Location
- 9652 S. Michigan Avenue Chicago, Illinois 60628 United States 41°43′07″N 87°37′17″W﻿ / ﻿41.7185°N 87.6213°W

Information
- School type: Public; Secondary;
- Opened: 1958
- School district: Chicago Public Schools
- Principal: Kai L. Jones
- Grades: 9–12
- Gender: Coed
- Enrollment: 166 (2025–2026)
- Campus type: Urban
- Colors: Blue White
- Athletics conference: Chicago Public League
- Team name: Falcons
- Accreditation: North Central Association of Colleges and Schools
- Yearbook: Falcon
- Website: www.harlanfalcons.org

= Harlan Community Academy High School =

High School in Chicago, Illinois, United States

John Marshall Harlan Community Academy High School is a public four-year high school located in the Roseland neighborhood on the south side of Chicago, Illinois, United States. Harlan is a part of the Chicago Public Schools district. Opened in 1958, the school is named for Kentucky lawyer, politician and associate justice of the U.S. Supreme Court John Marshall Harlan.

==History==
In June 1957, the Chicago Board of Education approved work to begin building the new Harlan High School with a budget of $3.2 million bordered at 97th street and Michigan avenue. The school building was constructed in 18-months by a local Chicago construction company (Joseph J. Duffy company), and to accommodate between 1,800 and 2,000 students.

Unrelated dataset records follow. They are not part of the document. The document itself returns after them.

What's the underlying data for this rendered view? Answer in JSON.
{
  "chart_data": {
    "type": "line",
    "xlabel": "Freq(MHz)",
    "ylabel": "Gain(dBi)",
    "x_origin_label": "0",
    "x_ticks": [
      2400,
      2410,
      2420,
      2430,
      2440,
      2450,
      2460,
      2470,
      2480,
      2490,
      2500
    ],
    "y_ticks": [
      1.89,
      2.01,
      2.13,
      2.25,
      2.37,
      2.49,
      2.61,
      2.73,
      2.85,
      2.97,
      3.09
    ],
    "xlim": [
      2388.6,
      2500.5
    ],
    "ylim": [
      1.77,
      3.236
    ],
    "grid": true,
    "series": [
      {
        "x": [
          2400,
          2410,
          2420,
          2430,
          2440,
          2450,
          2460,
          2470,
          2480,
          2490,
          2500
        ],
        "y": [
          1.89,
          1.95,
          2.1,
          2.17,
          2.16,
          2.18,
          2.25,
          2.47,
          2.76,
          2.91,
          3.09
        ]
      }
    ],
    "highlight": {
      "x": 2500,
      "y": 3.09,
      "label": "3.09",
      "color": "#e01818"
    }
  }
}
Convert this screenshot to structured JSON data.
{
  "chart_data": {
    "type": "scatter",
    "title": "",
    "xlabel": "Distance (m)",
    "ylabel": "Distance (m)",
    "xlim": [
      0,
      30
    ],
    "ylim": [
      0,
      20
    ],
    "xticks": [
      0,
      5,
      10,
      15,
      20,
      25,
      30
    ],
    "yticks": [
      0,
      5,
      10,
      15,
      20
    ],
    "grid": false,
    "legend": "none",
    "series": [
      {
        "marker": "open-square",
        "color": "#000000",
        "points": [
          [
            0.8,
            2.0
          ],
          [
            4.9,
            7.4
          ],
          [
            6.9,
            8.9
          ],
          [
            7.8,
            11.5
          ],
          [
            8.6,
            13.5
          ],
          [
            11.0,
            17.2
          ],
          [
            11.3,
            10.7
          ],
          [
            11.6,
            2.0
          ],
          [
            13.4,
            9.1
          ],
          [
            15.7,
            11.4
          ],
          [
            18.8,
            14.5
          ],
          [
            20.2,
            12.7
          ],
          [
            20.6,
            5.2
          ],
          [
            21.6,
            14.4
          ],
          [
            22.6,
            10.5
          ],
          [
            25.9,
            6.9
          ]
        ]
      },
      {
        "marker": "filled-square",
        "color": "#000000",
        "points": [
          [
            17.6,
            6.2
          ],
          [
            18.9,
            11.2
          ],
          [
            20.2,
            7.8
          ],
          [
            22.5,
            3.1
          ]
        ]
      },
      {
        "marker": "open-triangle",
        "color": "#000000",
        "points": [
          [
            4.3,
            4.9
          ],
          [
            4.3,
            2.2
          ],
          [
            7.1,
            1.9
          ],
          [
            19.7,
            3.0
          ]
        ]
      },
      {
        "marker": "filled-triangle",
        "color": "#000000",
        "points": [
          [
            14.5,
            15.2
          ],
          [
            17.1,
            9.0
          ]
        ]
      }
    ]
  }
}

In December 1957, community members and parents protested the lack of a swimming pool being built in the school, which resulted in a months of negotiations. The parents cited that another new school (Bogan High School) that was being constructed at the time was to receive a pool, and that Harlan should have the same facility. The school board stated that the schools are not architecturally alike and it would cost more to construct a pool at Harlan rather than Bogan. Months before its opening, Parents of Fenger High School filed a suit in circuit court requesting that the school board extend the school's attendance boundaries, affecting 300 Fenger students wanting to attend the new school. The suit was dismissed. The school opened for students in September 1958 at 9652 S. Michigan Avenue with an enrollment of 1,400.

By April 1965, the school's enrollment was at 2,726 (88% above capacity); predominantly African-American (93%). Due to this, the school had to run 12-period days, five separate lunch periods and six mobile classrooms. The school's program attracted students living outside of its attendance area, cited as the cause of the overcrowding. In August 1985, the school was designated as a "community academy" and began accepting students outside its attendance area through the Option for Knowledge program. Harlan added the science, technology, engineering, and mathematics (STEM) academic program during the 2009–2010 school year. CPS removed Harlan's middle school program after the 2016-2017 due to low-enrollment.

===Other information===
In March 1969, the school experienced a series of fires that was started in a mobile classroom. The day of the fires, twenty–five students protested the firing of an African–American math teacher at the school. In November 1970, Two students were shot while standing in a second–floor hallway at the school. The shooting was believed to be street gang recruiting activity.

On September 13, 2005, a fight broke out between two boys in the gymnasium. One of the boys pulled out a gun and shot the other in the leg. A police officer at the school arrested the gunman, who was charged with aggravated battery.

==Athletics==
Harlan competes in the Chicago Public League (CPL) and is a member of the Illinois High School Association (IHSA). Harlan's sports teams are known as the Falcons. The boys' basketball and track and field teams have each won three Public League championships (1963–64, 1965–66, 1966–67) and (1966–67, 1969–70, 1970–71) respectively. They were Public League cross country running champions in 1961–62 and baseball champions in 1992–93. Illinois statewide, the Falcon boys' won the state championship in track and field for 1966–67 season.

==Notable alumni==

- Tina Andrews, 1969 – actress and author.
- Emil Brown, 1993 – baseball player, MLB (Pittsburgh Pirates, San Diego Padres, Kansas City Royals, Oakland Athletics, New York Mets).
- Dennis DeYoung, 1964 – musician, founding member and principal songwriter for the band Styx
- Bonnie Greer – writer, critic and broadcaster
- Glenn Loury - conservative academic and economist.
- Cliff Meely, 1966 – basketball player, NBA (Houston Rockets), seventh overall pick of 1971 NBA draft.
- Scipio Spinks, 1965 – baseball player, MLB (Houston Astros, Saint Louis Cardinals).
- Mark Washington, 1966 – football player, NFL (Dallas Cowboys).
- Five Stairsteps – American family vocal group (including members Alohe Burke, Clarence Burke, Jr. and James Burke), best known for the 1970 R&B hit song "O-o-h Child".
- Michael Howard - DJ Mechanically Incline aka USA Mikey - 1990 DJ, Businessman, Marketing, Actor

==Notable staff==
- Lena McLin – teacher and composer; served as music teacher at the school from 1965 until 1969.
- Sherman Howard – coach and athletic director; played pro football with the Cleveland Browns 1952–1953.